Most of the conversation around fundraising concerns the needs of nonprofits. What your organization needs to feed hungry people. What your organization needs to provide benefits for at risk youth. What your organization needs to produce a concert or performance that will inspire the audience. And the list goes on.
Sometimes we hear a discussion of what your donors might need. It’s too often assumed that donors need recognition. They need trophies. They need the gift basket and discount weekend from your fundraising gala.
We might hear a discussion related to being “donor-centered.” Presumably this is to put our attention on donors rather than ourselves. But attention to what end? Almost always, being “donor-centered” is seen as a means to get larger, more frequent gifts.
Don’t’ get me wrong, growing your fundraising program is not a bad thing.
Almost never do you hear a discussion as to what your donors want, however. This lack of attention to what donors want is the primary cause of far too many nonprofits being on the financial edge. Yes, really.
Donors are making investments. They’re looking for those investments to create assets.

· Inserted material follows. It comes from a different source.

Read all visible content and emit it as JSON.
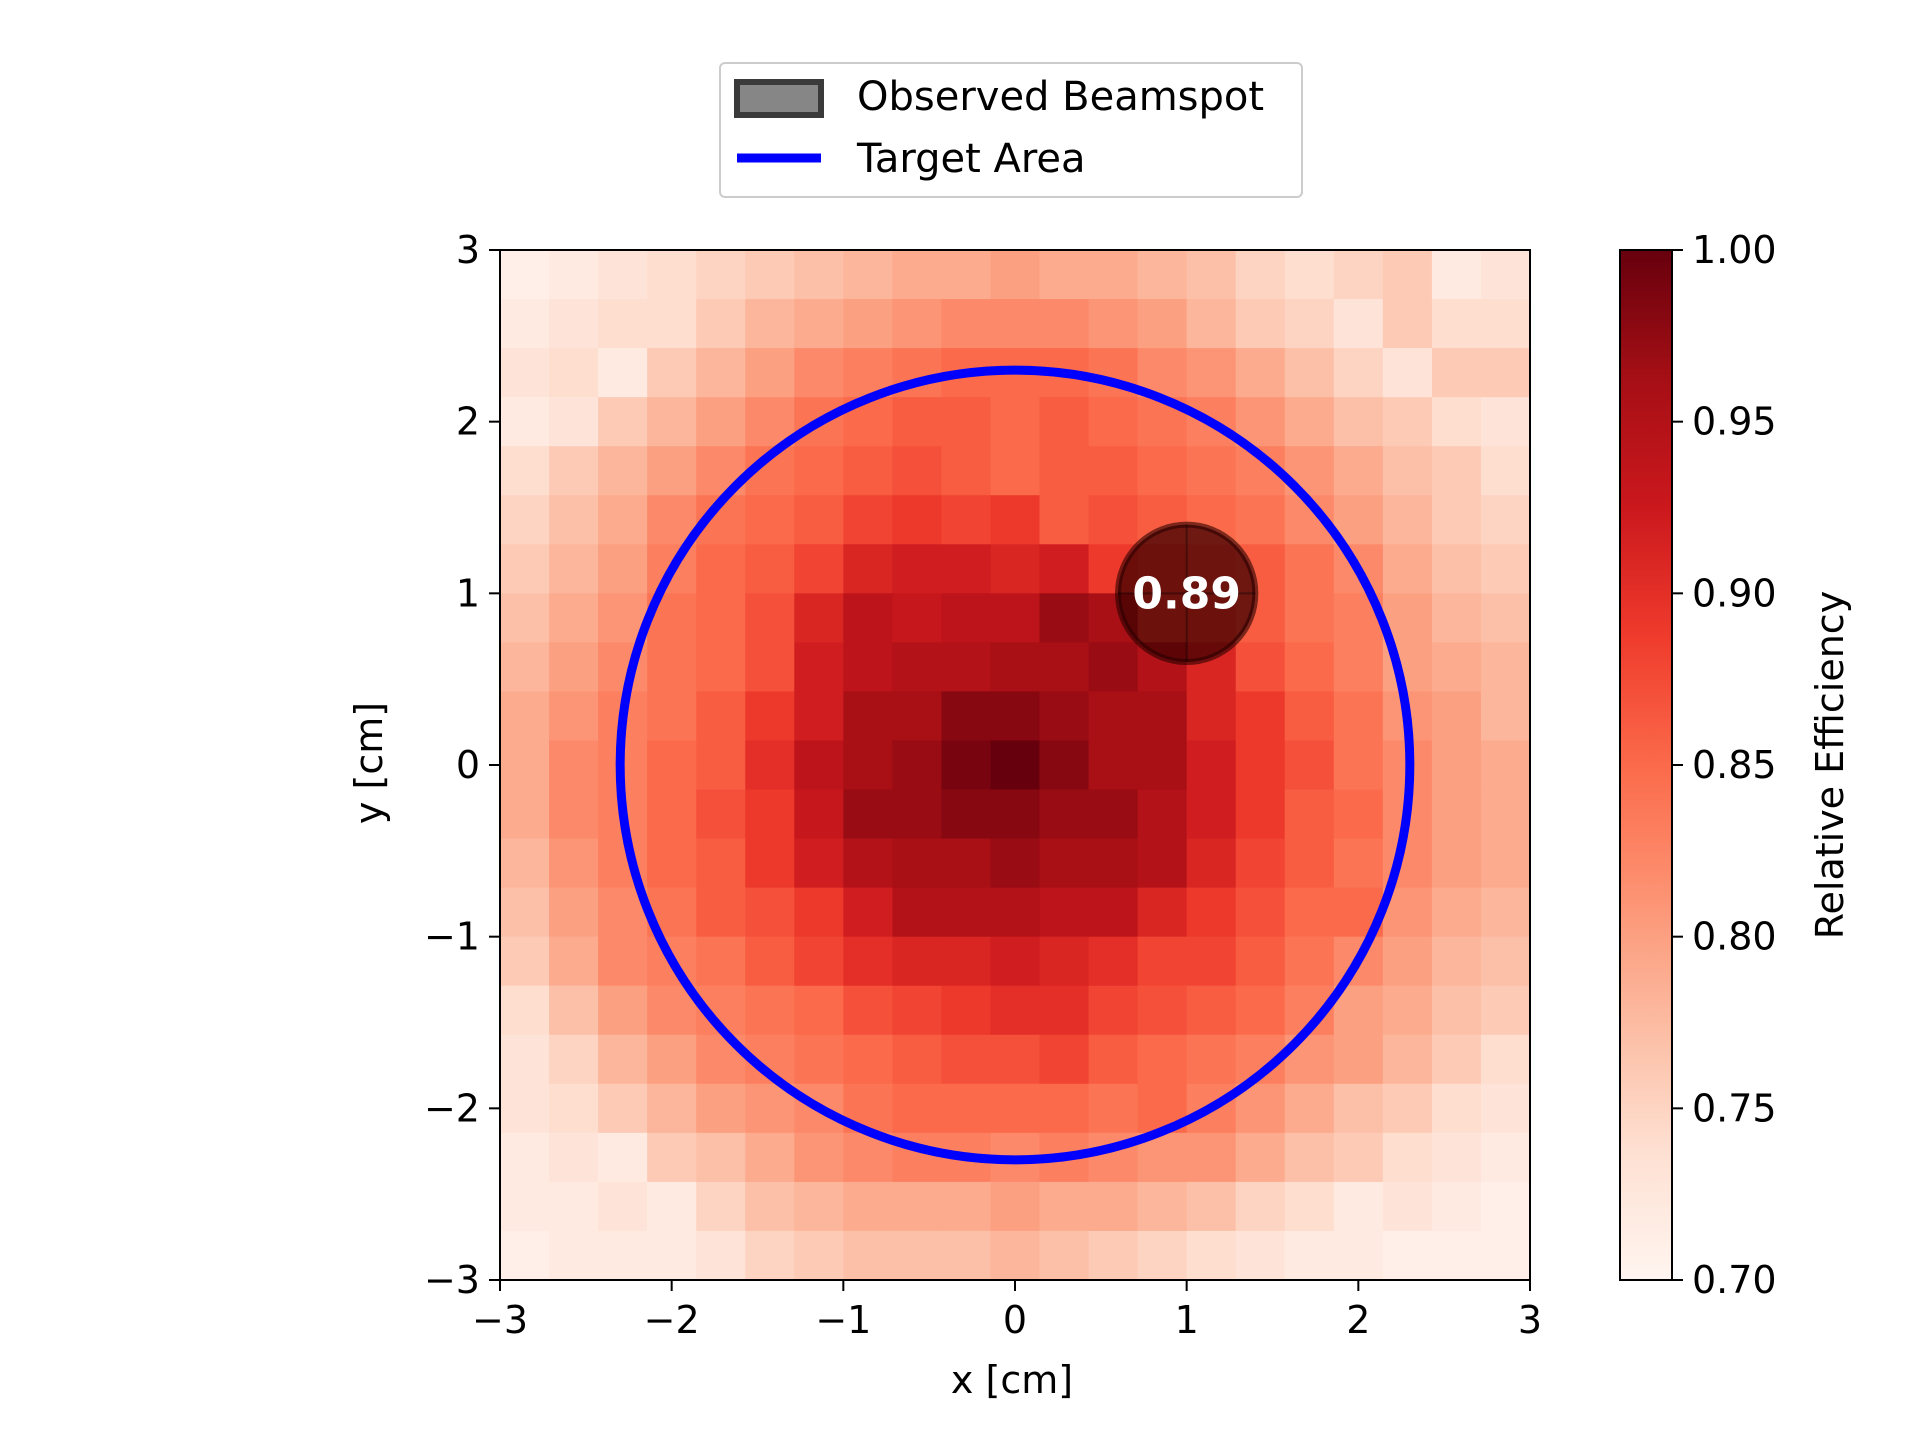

Assets of values reinforced, and visions made reality. Donor visions, that is.
Most nonprofits—especially the small ones—are stressed by living on the edge—and so see the money, which donors’ gifts provide, as the way to relieve that stress. In the short run, it may. In the long run, the assets donors are looking for aren’t built.
The result? Your organization is back on the edge with the added problem of an unhappy donor. The investor. Donors never make an investment in your organization to relieve stress. They make investments to build assets—the intangible kind. The ones they define.
Is it any wonder so many nonprofits are in a perpetual state of financial stress? That they are always on the edge?
Principle 1 of The Eight Principles™ is Donors are the Drivers®. Donors drive philanthropy through their investments. You might divert them down a detour once, but only once.
Deliver on the assets they’re looking for and have them forever.
Now that’s a sustainable fundraising idea.